Donc, par ce billet je commence une série d'articles sur des situations que j'ai mal vécues et comment éviter de répéter mes "erreurs", tout en sachant sachant que, comme le dirait ma perle de sage-femme, "je fais du mieux que je peux avec les cartes du moment présent", donc, pas de culpabilité ici, no regrets!
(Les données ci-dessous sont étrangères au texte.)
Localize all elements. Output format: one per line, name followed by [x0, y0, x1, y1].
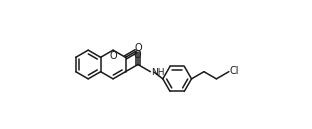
Text: O: O [110, 51, 118, 61]
Text: Cl: Cl [230, 66, 239, 76]
Text: NH: NH [151, 68, 164, 77]
Text: O: O [134, 43, 142, 53]
Text: O: O [134, 50, 141, 60]
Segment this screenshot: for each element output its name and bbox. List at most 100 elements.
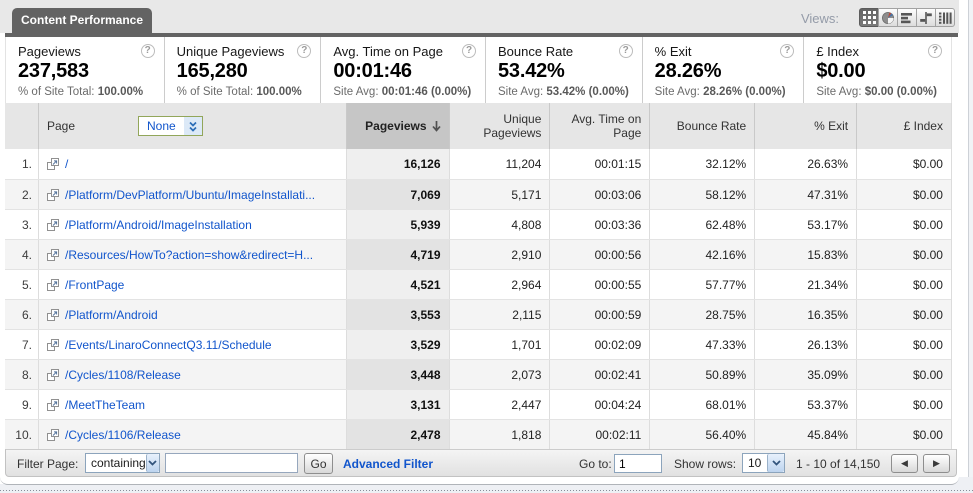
views-button-comparison-view[interactable] xyxy=(916,8,936,27)
open-in-new-window-icon[interactable] xyxy=(46,248,59,261)
exit-cell: 53.37% xyxy=(754,390,856,419)
column-header-label: Bounce Rate xyxy=(676,119,747,133)
metric-value: 53.42% xyxy=(498,60,565,82)
views-button-percentage-view[interactable] xyxy=(878,8,898,27)
views-button-table-view[interactable] xyxy=(859,8,879,27)
avg-time-cell: 00:02:09 xyxy=(549,330,649,359)
metric-subtext: Site Avg: $0.00 (0.00%) xyxy=(816,86,937,98)
page-link[interactable]: /FrontPage xyxy=(64,277,125,292)
page-link[interactable]: /Platform/Android/ImageInstallation xyxy=(64,217,252,232)
column-header-label: Avg. Time on Page xyxy=(571,112,642,140)
metric-title: Pageviews xyxy=(18,44,81,59)
open-in-new-window-icon[interactable] xyxy=(46,188,59,201)
tab-content-performance[interactable]: Content Performance xyxy=(12,8,153,33)
page-link[interactable]: /Platform/DevPlatform/Ubuntu/ImageInstal… xyxy=(64,187,316,202)
page-link[interactable]: /Cycles/1106/Release xyxy=(64,427,181,442)
table-row: 1. / 16,126 11,204 00:01:15 32.12% 26.63% $0.00 xyxy=(5,149,951,179)
next-page-button[interactable]: ▶ xyxy=(923,454,950,473)
row-index: 10. xyxy=(15,427,32,442)
page-link[interactable]: /MeetTheTeam xyxy=(64,397,146,412)
page-cell: /Platform/DevPlatform/Ubuntu/ImageInstal… xyxy=(37,180,346,209)
views-button-pivot-view[interactable] xyxy=(935,8,955,27)
help-icon[interactable]: ? xyxy=(780,44,795,58)
open-in-new-window-icon[interactable] xyxy=(46,338,59,351)
column-header-index[interactable]: £ Index xyxy=(856,103,951,149)
open-in-new-window-icon[interactable] xyxy=(46,368,59,381)
column-header-label: % Exit xyxy=(814,119,849,133)
column-header-label: Unique Pageviews xyxy=(483,112,542,140)
bounce-cell: 58.12% xyxy=(649,180,754,209)
table-row: 7. /Events/LinaroConnectQ3.11/Schedule 3,5… xyxy=(5,329,951,359)
column-header-page[interactable]: Page None xyxy=(37,103,346,149)
avg-time-cell: 00:03:36 xyxy=(549,210,649,239)
metric-subvalue: 28.26% (0.00%) xyxy=(703,86,786,98)
page-bottom-strip xyxy=(0,484,973,493)
goto-page-input[interactable] xyxy=(614,454,662,473)
open-in-new-window-icon[interactable] xyxy=(46,218,59,231)
page-link[interactable]: /Platform/Android xyxy=(64,307,158,322)
unique-pageviews-cell: 2,910 xyxy=(448,240,550,269)
column-header-label: Pageviews xyxy=(365,119,427,133)
table-row: 3. /Platform/Android/ImageInstallation 5,9… xyxy=(5,209,951,239)
row-index: 6. xyxy=(21,307,32,322)
pivot-view-icon xyxy=(938,11,952,25)
report-panel: Content Performance Views: Pageviews? 237… xyxy=(0,0,959,485)
help-icon[interactable]: ? xyxy=(462,44,476,58)
open-in-new-window-icon[interactable] xyxy=(46,428,59,441)
page-link[interactable]: / xyxy=(64,157,69,171)
column-header-exit[interactable]: % Exit xyxy=(754,103,856,149)
previous-arrow-icon: ◀ xyxy=(901,458,908,468)
column-header-avg_time[interactable]: Avg. Time on Page xyxy=(549,103,649,149)
column-header-pageviews[interactable]: Pageviews xyxy=(345,103,449,149)
unique-pageviews-cell: 2,447 xyxy=(448,390,550,419)
open-in-new-window-icon[interactable] xyxy=(46,308,59,321)
open-in-new-window-icon[interactable] xyxy=(46,158,59,170)
secondary-dimension-select[interactable]: None xyxy=(137,116,203,136)
column-header-bounce[interactable]: Bounce Rate xyxy=(649,103,754,149)
help-icon[interactable]: ? xyxy=(928,44,943,58)
page-cell: /Platform/Android/ImageInstallation xyxy=(37,210,346,239)
secondary-dimension-value: None xyxy=(146,119,176,133)
tab-label: Content Performance xyxy=(21,13,144,27)
exit-cell: 45.84% xyxy=(754,420,856,449)
exit-cell: 26.13% xyxy=(754,330,856,359)
advanced-filter-link[interactable]: Advanced Filter xyxy=(343,457,434,471)
help-icon[interactable]: ? xyxy=(618,44,633,58)
views-button-group xyxy=(859,8,955,27)
metric-value: 00:01:46 xyxy=(333,60,412,82)
pageviews-cell: 3,529 xyxy=(345,330,449,359)
page-cell: /MeetTheTeam xyxy=(37,390,346,419)
pageviews-cell: 4,521 xyxy=(345,270,449,299)
metric-value: 28.26% xyxy=(654,60,722,82)
metric-card-3: Avg. Time on Page? 00:01:46 Site Avg: 00:0… xyxy=(320,37,485,103)
page-link[interactable]: /Events/LinaroConnectQ3.11/Schedule xyxy=(64,337,272,352)
pagination-range-text: 1 - 10 of 14,150 xyxy=(796,457,881,471)
open-in-new-window-icon[interactable] xyxy=(46,278,59,291)
help-icon[interactable]: ? xyxy=(297,44,312,58)
views-button-performance-view[interactable] xyxy=(897,8,917,27)
previous-page-button[interactable]: ◀ xyxy=(891,454,918,473)
metric-subvalue: 00:01:46 (0.00%) xyxy=(381,86,472,98)
pageviews-cell: 16,126 xyxy=(345,149,449,179)
right-gutter-line xyxy=(968,0,969,490)
avg-time-cell: 00:00:59 xyxy=(549,300,649,329)
go-button[interactable]: Go xyxy=(304,453,333,474)
bounce-cell: 62.48% xyxy=(649,210,754,239)
pageviews-cell: 3,131 xyxy=(345,390,449,419)
right-gutter xyxy=(969,0,973,484)
index-cell: $0.00 xyxy=(856,210,951,239)
metric-subvalue: $0.00 (0.00%) xyxy=(864,86,937,98)
page-cell: /FrontPage xyxy=(37,270,346,299)
help-icon[interactable]: ? xyxy=(140,44,155,58)
page-link[interactable]: /Cycles/1108/Release xyxy=(64,367,181,382)
column-header-unique_pageviews[interactable]: Unique Pageviews xyxy=(448,103,550,149)
metric-value: $0.00 xyxy=(816,60,866,82)
open-in-new-window-icon[interactable] xyxy=(46,398,59,411)
exit-cell: 21.34% xyxy=(754,270,856,299)
avg-time-cell: 00:00:56 xyxy=(549,240,649,269)
show-rows-select[interactable]: 10 xyxy=(742,453,785,473)
index-cell: $0.00 xyxy=(856,390,951,419)
filter-page-input[interactable] xyxy=(165,453,298,473)
page-link[interactable]: /Resources/HowTo?action=show&redirect=H.… xyxy=(64,247,314,262)
filter-match-select[interactable]: containing xyxy=(85,453,160,473)
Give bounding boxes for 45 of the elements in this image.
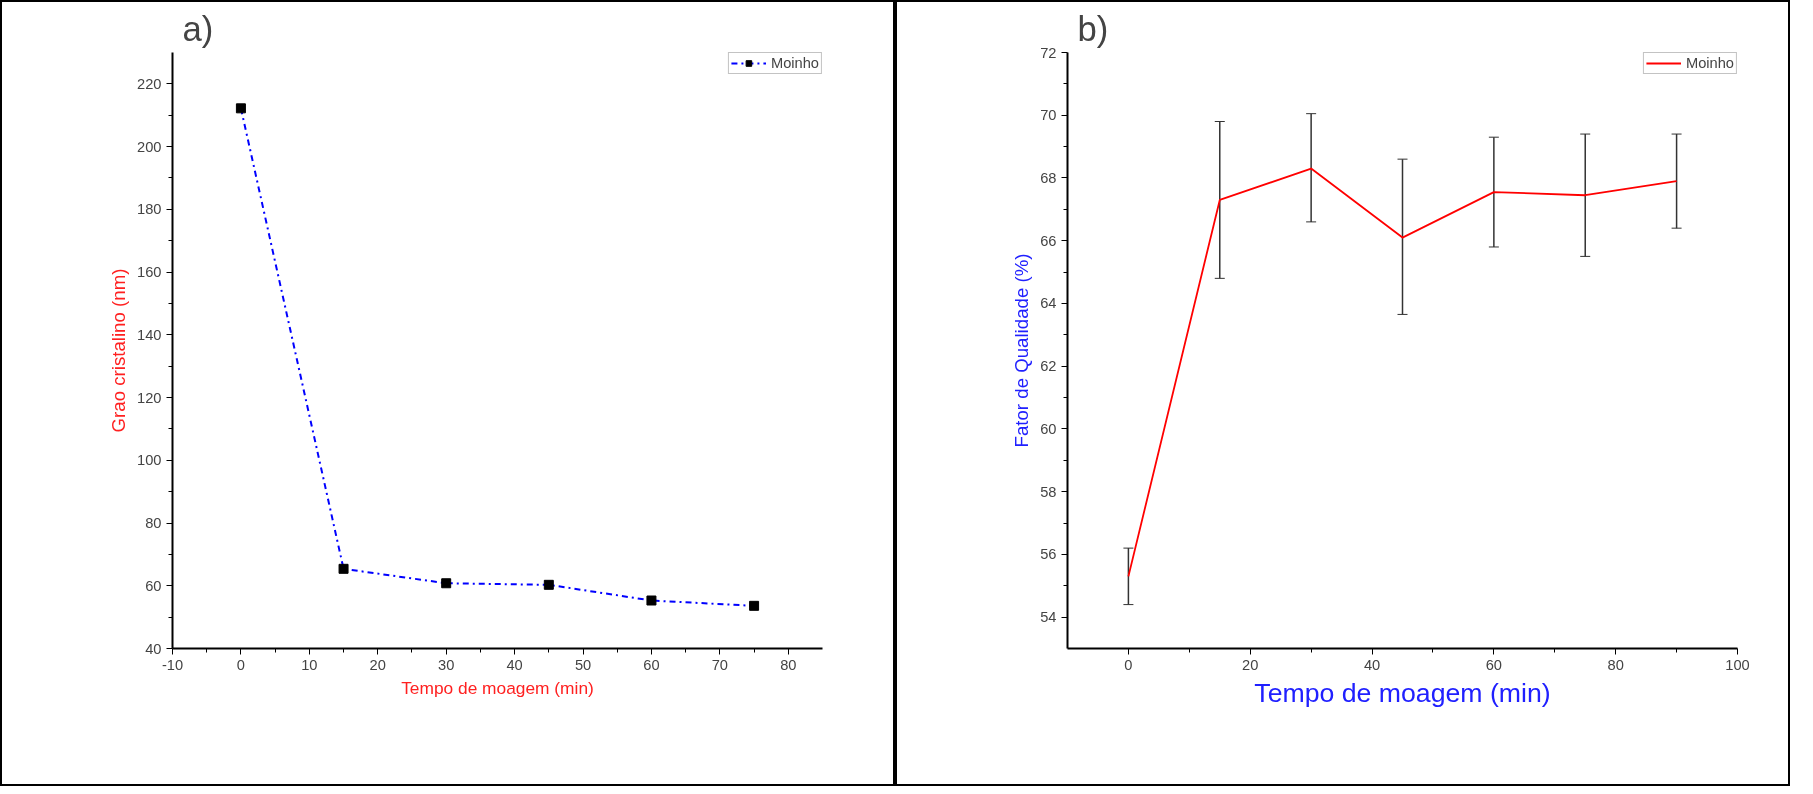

épisode #1: partir du parc alors qu'il ne veut pas ou comment susciter sa collaboration.


Ce qui s'est passé: 


Lundi dernier, Nelson, Anouk et moi avons visité pour la première fois le parc de Rodebeek à Woluwé-St-Lambert. Un charmant petit parc avec quelques animaux en cage... (beaucoup de chèvres, des oiseaux, un âne et un poulain) et une belle plaine de jeux (un bac à sable, 2 toboggans, des balançoires et un totem à escalader).

Mon fils est très excité. Il court partout avec d'autres enfants, joue plus calmement avec le sable, puis grimpe et saute à l'aide d'autres mamans (ma fille dort dans l'écharpe donc je reste à l'écart). Le moment de partir approche, j'appréhende les bouchons, le retard, l'énervement inévitable de tous dans la voiture, ma propre fatigue qui monte, Anouk qui va se réveiller, la tétée et la couche à changer en plein vent qui vont suivre, etc. Rien de très positif donc.

Je préviens donc Nelson, les dents un peu serrées: "dans 10 min on part car il est tard, M. va passer à la maison et Papa nous attend". Je lui rappelle au bout de 5 minutes mais il refuse de m'écouter et pars en courant dès que je l'approche (dans la foulée ma fille se réveille). Je lui demande donc de me retrouver dans 5 minutes au banc, là où je vais changer la couche et ranger les affaires).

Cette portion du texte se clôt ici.